Abstract: The recently found hypergeometric multiple orthogonal polynomials on the step-line by Lima and Loureiro are shown to be random walk polynomials. It is proven that the corresponding Jacobi matrix and its transpose, which are nonnegative matrices and describe higher recurrence relations, can be normalized to two stochastic matrices, dual to each other. Using the Christoffel-Darboux formula on the step-line and the Poincar\'e theory for non-homogeneous recurrence relations it is proven that both stochastic matrices are related by transposition in the large $n$ limit. These random walks are beyond birth and death, as they describe a chain in where transitions to the two previous states are allowed, or in the dual to the two next states.The corresponding Karlin-McGregor representation formula is given for these new Markov chains. The regions of hypergeometric parameters where the Markov chains are recurrent or transient are given. Stochastic factorizations, in terms of pure birth and of pure death factors, for the corresponding Markov matrices of types I and II, are provided.Twelve uniform Jacobi matrices and the corresponding random walks, related to a Jacobi matrix of Toeplitz type, and theirs stochastic or semi-stochastic matrices (with sinks and sources), that describe Markov chains beyond birth and death, are found and studied.
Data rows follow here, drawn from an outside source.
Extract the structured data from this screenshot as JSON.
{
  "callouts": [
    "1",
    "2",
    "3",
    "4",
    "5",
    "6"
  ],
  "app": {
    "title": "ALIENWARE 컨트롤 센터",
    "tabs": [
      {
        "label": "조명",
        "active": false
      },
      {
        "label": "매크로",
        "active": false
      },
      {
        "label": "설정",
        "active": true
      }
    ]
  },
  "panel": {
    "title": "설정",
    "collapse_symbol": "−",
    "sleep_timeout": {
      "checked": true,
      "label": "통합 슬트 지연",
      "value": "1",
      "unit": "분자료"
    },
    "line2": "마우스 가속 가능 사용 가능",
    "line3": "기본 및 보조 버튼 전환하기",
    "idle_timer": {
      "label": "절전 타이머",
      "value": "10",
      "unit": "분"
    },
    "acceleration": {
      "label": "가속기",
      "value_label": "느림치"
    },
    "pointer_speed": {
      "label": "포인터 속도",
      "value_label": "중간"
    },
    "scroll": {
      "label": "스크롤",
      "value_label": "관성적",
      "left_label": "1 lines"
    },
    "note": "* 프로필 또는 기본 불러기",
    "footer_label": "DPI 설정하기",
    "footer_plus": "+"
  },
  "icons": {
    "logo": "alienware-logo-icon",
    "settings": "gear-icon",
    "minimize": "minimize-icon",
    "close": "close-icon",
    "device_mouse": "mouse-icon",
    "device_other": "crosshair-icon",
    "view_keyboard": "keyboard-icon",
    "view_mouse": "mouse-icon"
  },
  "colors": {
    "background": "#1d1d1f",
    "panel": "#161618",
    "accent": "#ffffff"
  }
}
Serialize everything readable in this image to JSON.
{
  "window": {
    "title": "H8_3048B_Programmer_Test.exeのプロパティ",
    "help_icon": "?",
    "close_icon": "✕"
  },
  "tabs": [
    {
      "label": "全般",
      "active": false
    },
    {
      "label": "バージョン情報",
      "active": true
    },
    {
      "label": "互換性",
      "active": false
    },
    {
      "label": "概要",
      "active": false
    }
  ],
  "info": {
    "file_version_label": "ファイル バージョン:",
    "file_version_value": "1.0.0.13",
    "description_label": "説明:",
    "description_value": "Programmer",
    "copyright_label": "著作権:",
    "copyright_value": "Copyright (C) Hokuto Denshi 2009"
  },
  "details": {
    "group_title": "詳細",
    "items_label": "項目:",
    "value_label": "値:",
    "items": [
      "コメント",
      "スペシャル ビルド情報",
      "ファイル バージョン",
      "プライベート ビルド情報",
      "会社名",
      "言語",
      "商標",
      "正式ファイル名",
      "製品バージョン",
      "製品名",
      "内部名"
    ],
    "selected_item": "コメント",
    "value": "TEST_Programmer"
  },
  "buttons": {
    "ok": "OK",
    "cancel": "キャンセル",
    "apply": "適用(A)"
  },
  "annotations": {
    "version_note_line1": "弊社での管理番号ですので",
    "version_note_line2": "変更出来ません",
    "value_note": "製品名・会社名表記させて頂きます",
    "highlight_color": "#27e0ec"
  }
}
One of these uniform stochastic cases, which is a recurrent random walk, is the only hypergeometric multiple random walk having a uniform stochastic factorization. The corresponding weights, Jacobi and Markov transition matrices and sequences of type II multiple orthogonal polynomials are provided. Chain of Christoffel transformations connecting the stochastic uniform tuples between them, and the semi-stochastic uniform tuples, between them, are presented.